Perhaps money and reputation trump forgiveness at Blackfriars Priory School | David Penberthy
Of all the scandals to beset Adelaide’s private schools, apparently this is the one that just couldn’t be forgiven, writes David Penberthy.
Opinion
Don't miss out on the headlines from Opinion. Followed categories will be added to My News.
Three weeks ago, the well-regarded Blackfriars College found itself making news for all the wrong reasons.
It’s not the first time a school – private or public – has been at the centre of scandal and it obviously won’t be the last.
That’s because all young people make bad decisions as they mature and grow.
The scale and nature of those bad decisions will vary. The challenge for schools is to come up with a proportionate response which balances the need for punishment with the impact such punishment will have on a child’s wellbeing and future prospects.
In the case of Blackfriars College it has failed that test.
I have got to know the parents of one of the two boys who have been expelled from Blackfriars over their part in the burning of a Christian Brothers College jacket after the Blackfriars football team ended a long drought against their rivals.
These two boys were part of a very large group of kids – 26 in all – who took part in the burning ritual.
It has all the hallmarks of a classic mob adolescent activity with kids egging each other on and whipping themselves into a frenzy.
The first thing I would say about these parents is that they are not excuse-makers or dissemblers or deniers.
They’re not the sort of mollycoddling parents whose child is the apple of their eye and butter wouldn’t melt in his mouth. They know their son did the wrong thing and they believe he should have been punished.
Their son is smart and responsible enough to believe that too.
What they struggle to understand - as do other parents and students at Blackfriars, old scholars and outside observers like me - is why their kid has had his entire schooling ended via the ultimate sanction of expulsion just 10 weeks shy of completing Year 12.
This boy was not “the ringleader” of anything. He didn’t organise the event, he didn’t buy the jacket, he didn’t take a lighter along.
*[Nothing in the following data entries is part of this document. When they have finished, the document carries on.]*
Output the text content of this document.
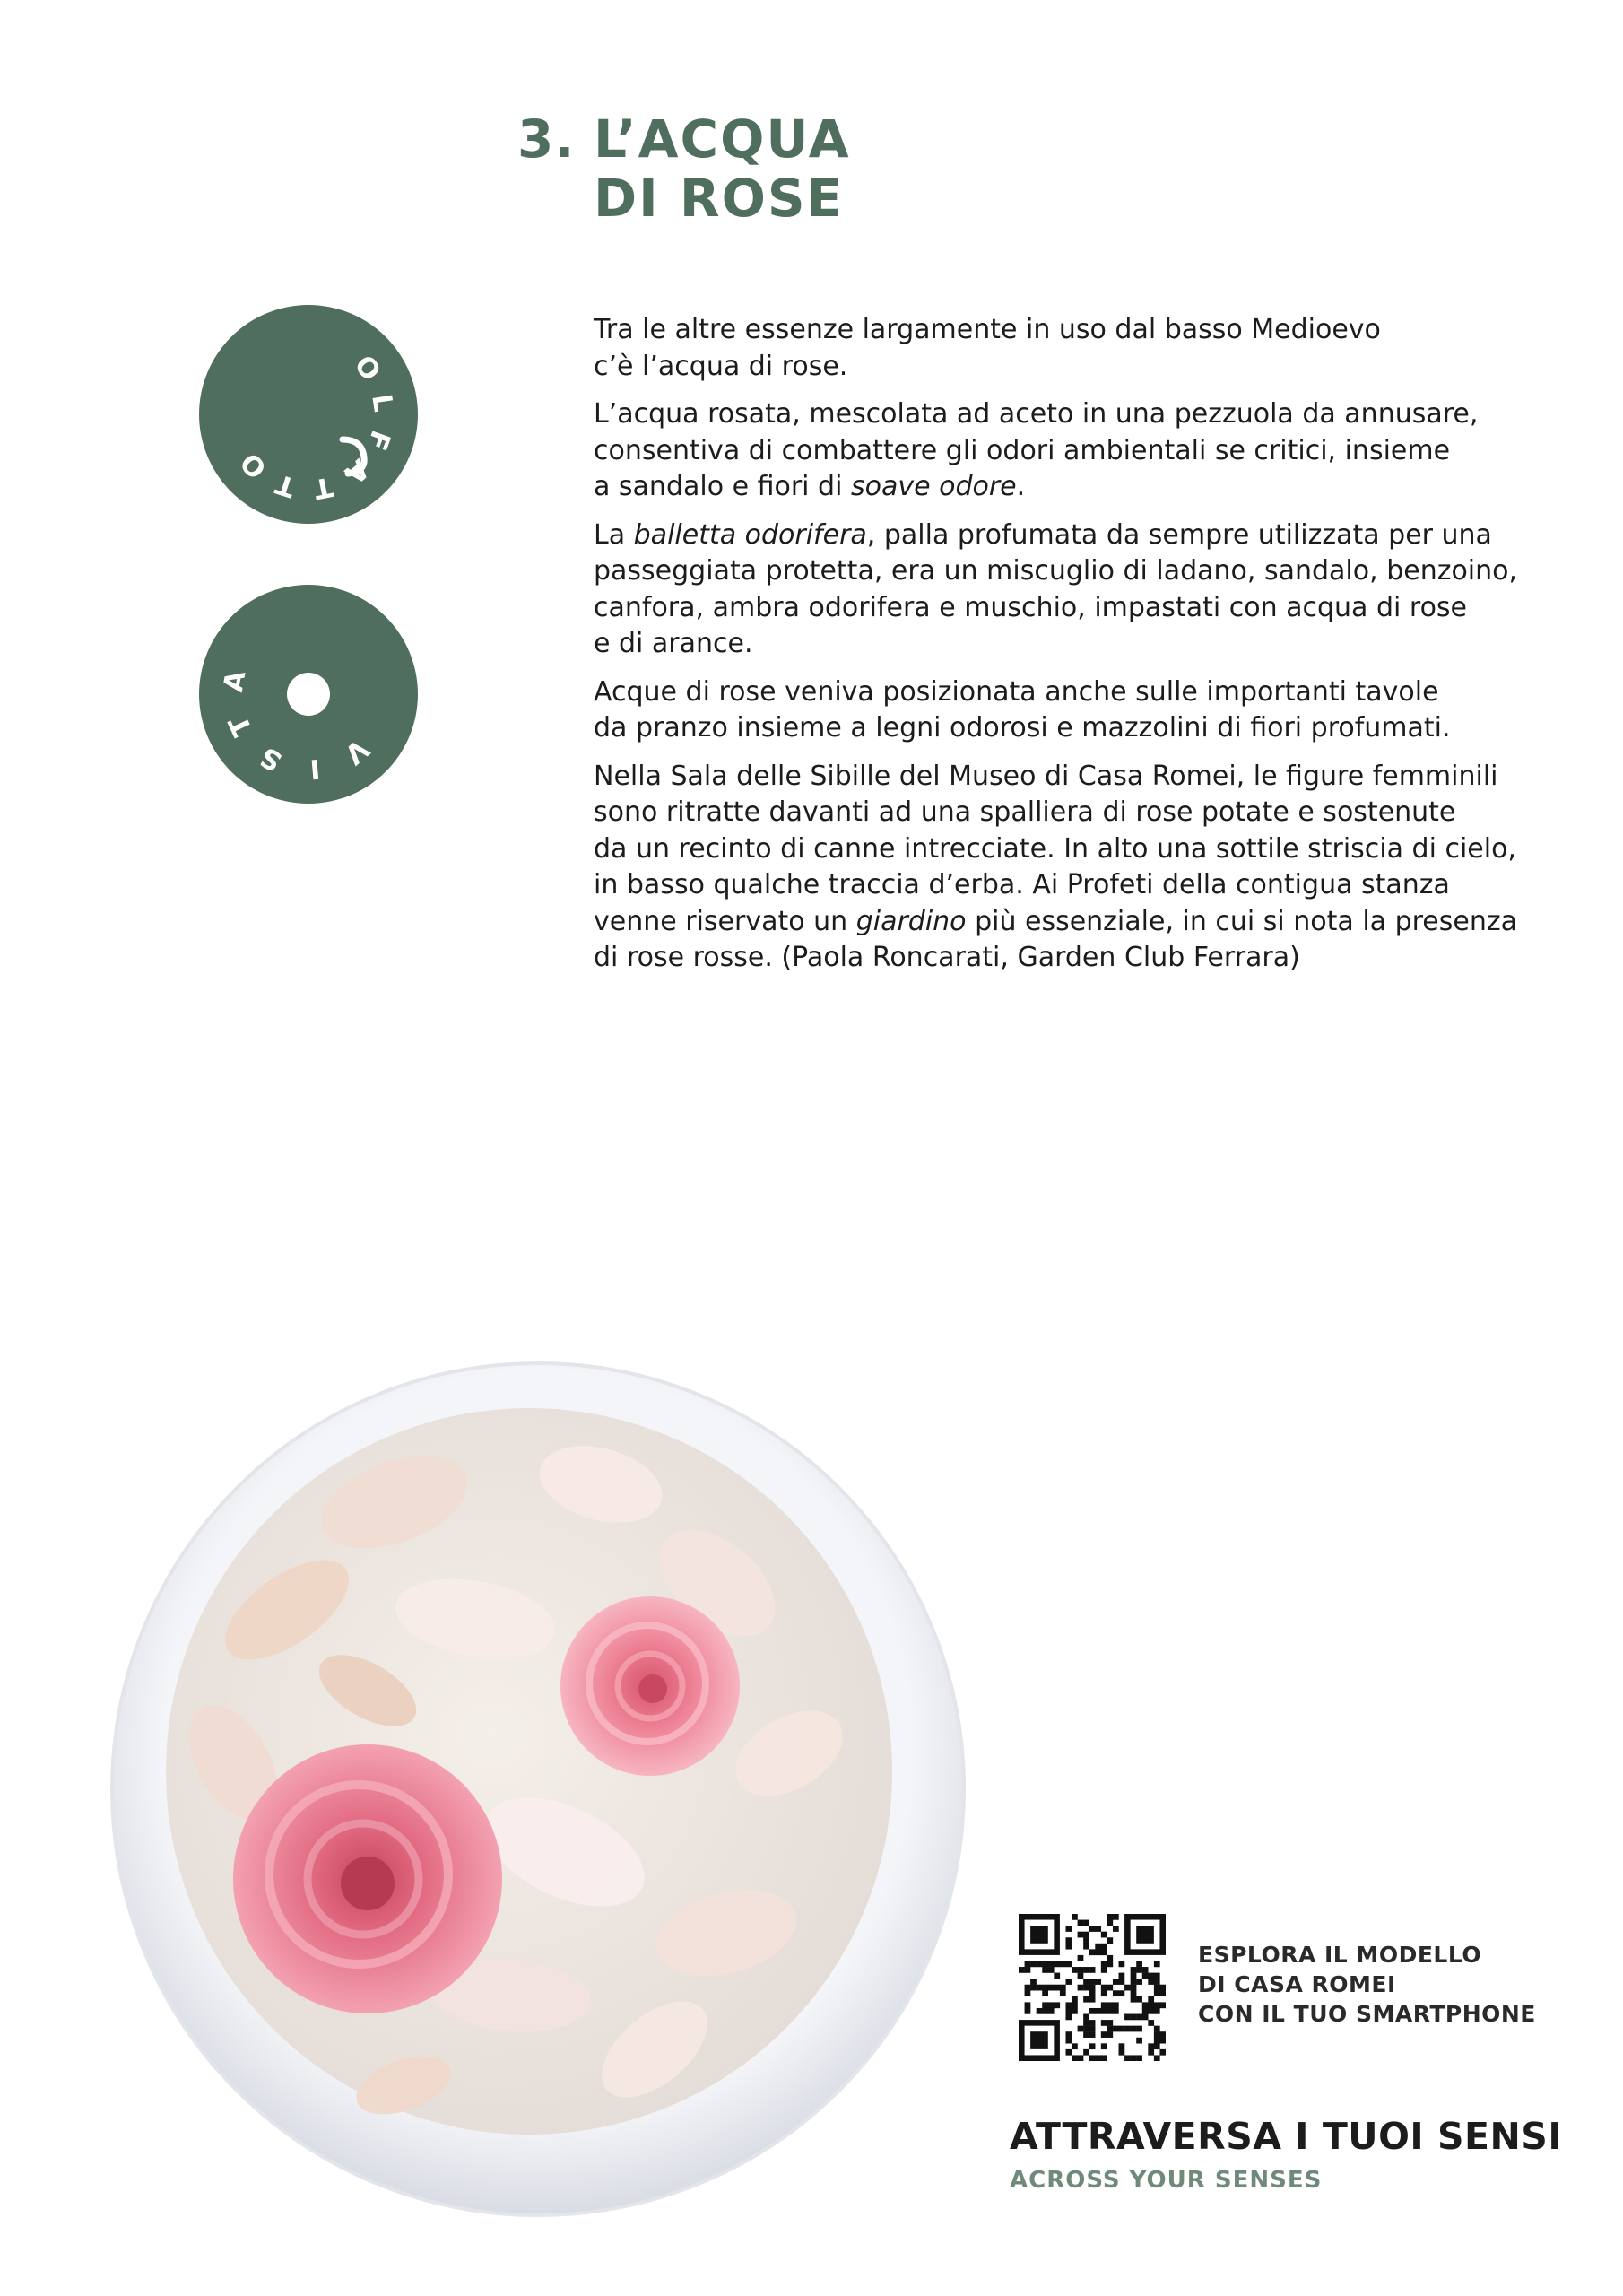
3. L’ACQUA
DI ROSE
O
L
F
A
T
T
O
V
I
S
T
A

Tra le altre essenze largamente in uso dal basso Medioevo
c’è l’acqua di rose.

L’acqua rosata, mescolata ad aceto in una pezzuola da annusare,
consentiva di combattere gli odori ambientali se critici, insieme
a sandalo e fiori di soave odore.

La balletta odorifera, palla profumata da sempre utilizzata per una
passeggiata protetta, era un miscuglio di ladano, sandalo, benzoino,
canfora, ambra odorifera e muschio, impastati con acqua di rose
e di arance.

Acque di rose veniva posizionata anche sulle importanti tavole
da pranzo insieme a legni odorosi e mazzolini di fiori profumati.

Nella Sala delle Sibille del Museo di Casa Romei, le figure femminili
sono ritratte davanti ad una spalliera di rose potate e sostenute
da un recinto di canne intrecciate. In alto una sottile striscia di cielo,
in basso qualche traccia d’erba. Ai Profeti della contigua stanza
venne riservato un giardino più essenziale, in cui si nota la presenza
di rose rosse. (Paola Roncarati, Garden Club Ferrara)

ESPLORA IL MODELLO
DI CASA ROMEI
CON IL TUO SMARTPHONE
ATTRAVERSA I TUOI SENSI
ACROSS YOUR SENSES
He finds himself in the unlucky position of being the kid who actually got the flame to catch on the fabric as a bunch of kids were passing it around, having failed to achieve ignition. Because he was photographed, and because (like heaps of other kids) shared photographs via airdrop with other students, he’s been deemed to be a key protagonist in it all.
This is not a young person with a history of misconduct either.
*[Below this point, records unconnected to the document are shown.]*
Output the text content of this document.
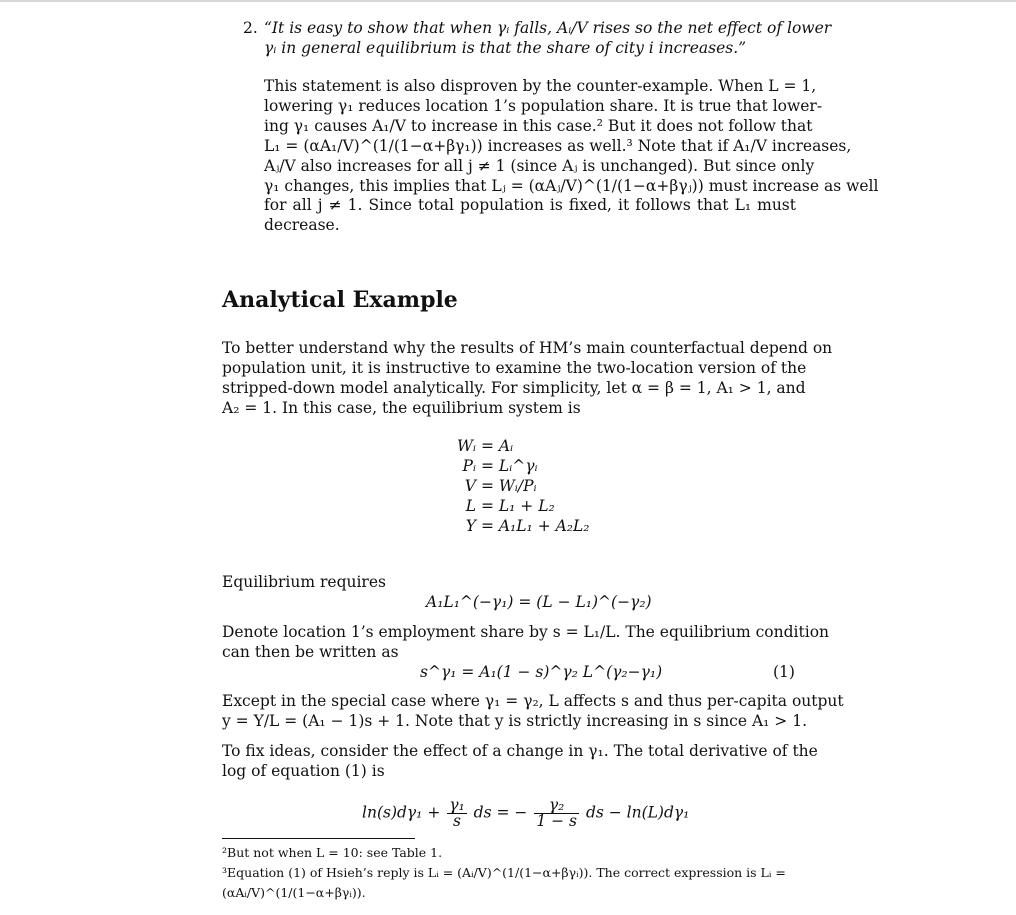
2. “It is easy to show that when γᵢ falls, Aᵢ/V rises so the net effect of lower
γᵢ in general equilibrium is that the share of city i increases.”
This statement is also disproven by the counter-example. When L = 1,
lowering γ₁ reduces location 1’s population share. It is true that lower-
ing γ₁ causes A₁/V to increase in this case.² But it does not follow that
L₁ = (αA₁/V)^(1/(1−α+βγ₁)) increases as well.³ Note that if A₁/V increases,
Aⱼ/V also increases for all j ≠ 1 (since Aⱼ is unchanged). But since only
γ₁ changes, this implies that Lⱼ = (αAⱼ/V)^(1/(1−α+βγⱼ)) must increase as well
for all j ≠ 1. Since total population is fixed, it follows that L₁ must
decrease.
Analytical Example
To better understand why the results of HM’s main counterfactual depend on
population unit, it is instructive to examine the two-location version of the
stripped-down model analytically. For simplicity, let α = β = 1, A₁ > 1, and
A₂ = 1. In this case, the equilibrium system is
Wᵢ = Aᵢ
Pᵢ = Lᵢ^γᵢ
V = Wᵢ/Pᵢ
L = L₁ + L₂
Y = A₁L₁ + A₂L₂
Equilibrium requires
A₁L₁^(−γ₁) = (L − L₁)^(−γ₂)
Denote location 1’s employment share by s = L₁/L. The equilibrium condition
can then be written as
s^γ₁ = A₁(1 − s)^γ₂ L^(γ₂−γ₁)	(1)
Except in the special case where γ₁ = γ₂, L affects s and thus per-capita output
y = Y/L = (A₁ − 1)s + 1. Note that y is strictly increasing in s since A₁ > 1.
To fix ideas, consider the effect of a change in γ₁. The total derivative of the
log of equation (1) is
$\ln(s)d\gamma_1 + \frac{\text{γ₁}}{s}$ ds = − $\frac{\text{γ₂}}{1 - s}$ ds − ln(L)dγ₁
²But not when L = 10: see Table 1.
³Equation (1) of Hsieh’s reply is Lᵢ = (Aᵢ/V)^(1/(1−α+βγᵢ)). The correct expression is Lᵢ =
(αAᵢ/V)^(1/(1−α+βγᵢ)).
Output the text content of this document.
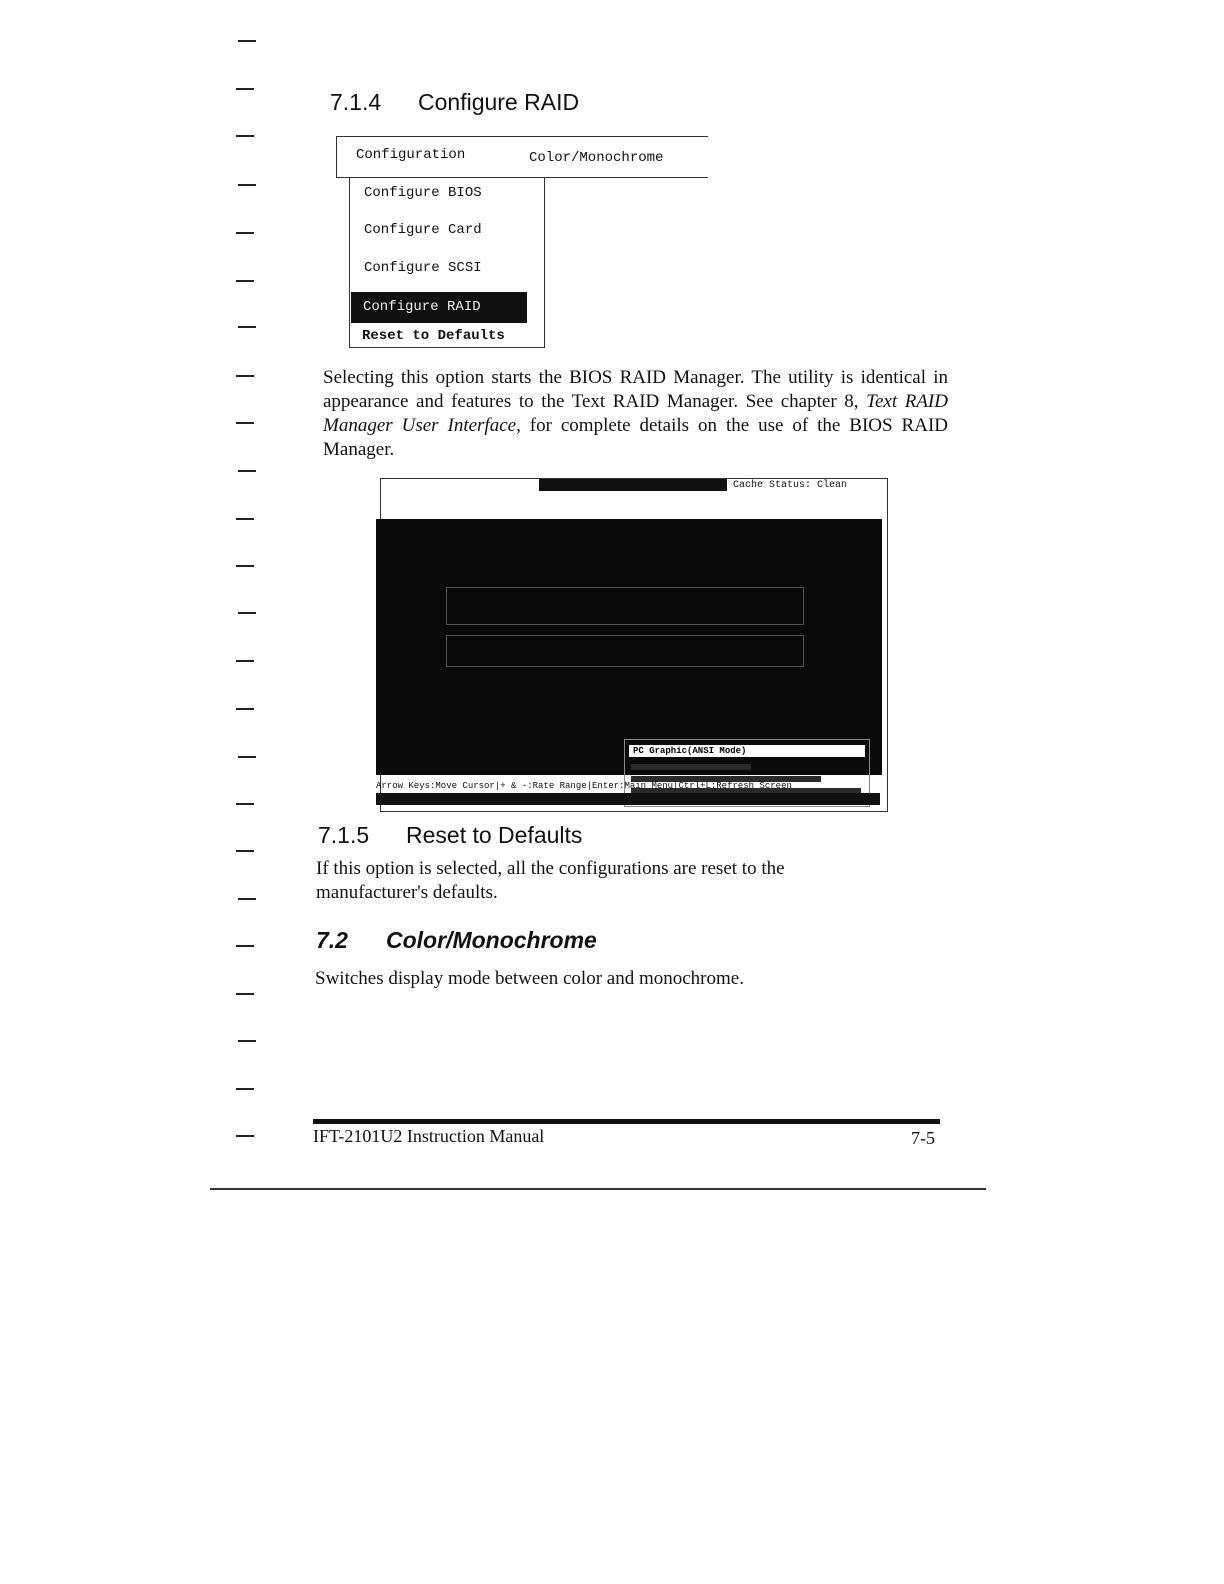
7.1.4 Configure RAID
Configuration	Color/Monochrome
Configure BIOS
Configure Card
Configure SCSI
Configure RAID
Reset to Defaults
Selecting this option starts the BIOS RAID Manager. The utility is identical in appearance and features to the Text RAID Manager. See chapter 8, Text RAID Manager User Interface, for complete details on the use of the BIOS RAID Manager.
Cache Status: Clean
PC Graphic(ANSI Mode)
Arrow Keys:Move Cursor|+ & -:Rate Range|Enter:Main Menu|Ctrl+L:Refresh Screen
7.1.5 Reset to Defaults
If this option is selected, all the configurations are reset to the manufacturer's defaults.
7.2 Color/Monochrome
Switches display mode between color and monochrome.
IFT-2101U2 Instruction Manual	7-5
His parents have repeatedly asked him this past three weeks if there is anything else he has done and has not told them about.
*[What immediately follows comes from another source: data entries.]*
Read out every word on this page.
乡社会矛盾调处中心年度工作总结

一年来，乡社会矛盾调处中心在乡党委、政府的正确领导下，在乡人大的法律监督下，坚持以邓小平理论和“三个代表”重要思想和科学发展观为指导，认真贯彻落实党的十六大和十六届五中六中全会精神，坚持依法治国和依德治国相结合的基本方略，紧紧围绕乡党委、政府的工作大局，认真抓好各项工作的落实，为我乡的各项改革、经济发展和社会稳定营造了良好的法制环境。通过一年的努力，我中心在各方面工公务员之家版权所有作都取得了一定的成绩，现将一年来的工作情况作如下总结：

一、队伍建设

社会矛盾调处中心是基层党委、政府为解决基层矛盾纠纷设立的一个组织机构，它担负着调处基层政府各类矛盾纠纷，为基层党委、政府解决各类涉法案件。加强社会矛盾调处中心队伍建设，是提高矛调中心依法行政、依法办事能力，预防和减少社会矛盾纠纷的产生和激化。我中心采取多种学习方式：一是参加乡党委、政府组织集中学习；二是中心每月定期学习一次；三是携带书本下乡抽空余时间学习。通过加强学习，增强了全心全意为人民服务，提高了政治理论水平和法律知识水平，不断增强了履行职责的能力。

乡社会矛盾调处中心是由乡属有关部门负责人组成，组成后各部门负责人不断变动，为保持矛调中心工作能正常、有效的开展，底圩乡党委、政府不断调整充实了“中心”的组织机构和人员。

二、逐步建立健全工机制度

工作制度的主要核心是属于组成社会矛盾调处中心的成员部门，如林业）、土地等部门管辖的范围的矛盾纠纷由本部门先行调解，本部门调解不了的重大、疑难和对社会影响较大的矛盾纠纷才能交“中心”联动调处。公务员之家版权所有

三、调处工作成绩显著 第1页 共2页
There is not. The school has not provided any other examples of wrongdoing.
The parents have been upfront about two minor incidents their son was involved in – two years ago, he was part of a group of kids who threw eggs outside the school, and he also got detention once for throwing paper off a balcony.
Back in the day at Marion High, we used to call that sort of conduct “lunch time”.
Off his own bat, this student wrote to the principal apologising for his conduct, owning his bad decisions, stating he was prepared to apologise more widely to the broader school community for his role.
The school instead offered this family a 20-minute meeting at which it became clear that the process was a fait accompli and that their son would be expelled and the decision would stand.
This does not look like natural justice to me.
It also looks much harsher than some of the penalties being handed out at other private schools where menacing or lewd behaviour directed by boys at fellow female students is falling short of expulsion.
That observation is an apples and oranges scenario. It is best to compare the treatment of this boy to other disciplinary cases at Blackfriars.
I understand that board members at Blackfriars have been asked to intervene in this case, not just on the grounds of fairness but consistency.
In the past few years at the school there were two other incidents, one where a senior boy sold cannabis and vapes to younger students, but was not expelled, and allowed to finish his schooling remotely.
In the other, seven older students bashed a student.
The ringleader of the violence was only suspended, not expelled; the other six were not suspended.
Burning a piece of fabric seems to be the hanging offence here.
The parents have even asked if their son can completely his schooling remotely, like the drug-dealing kid did. Nope. It is hard to fathom.
And it is hard to fathom how a school so rooted in the traditions of confession and repentance – qualities the boy has shown – can abandon the concept of forgiveness.
Perhaps money and reputation trump forgiveness in this case.
The parents of this boy are besides themselves, and the boy is too, having had all his social props torn up, his academic future imperilled, his name besmirched as the school set about on the unreliable path of trying to apportion tiers of blame for what was a mad, all-in spree.
In a less politically correct era, the boys would have been commended for showing fighting spirit on behalf of their team.
These days it’s the crime of the century.
None of it makes sense.
Perhaps the school and its principal want to show they live by the maxim ‘spare the rod, spoil the child’.
I’d give them an Alexander Pope quote instead, ‘to err is human, to forgive divine’, and suggest they reflect on the actual human impact on this young and decent person from their heavy-handed response.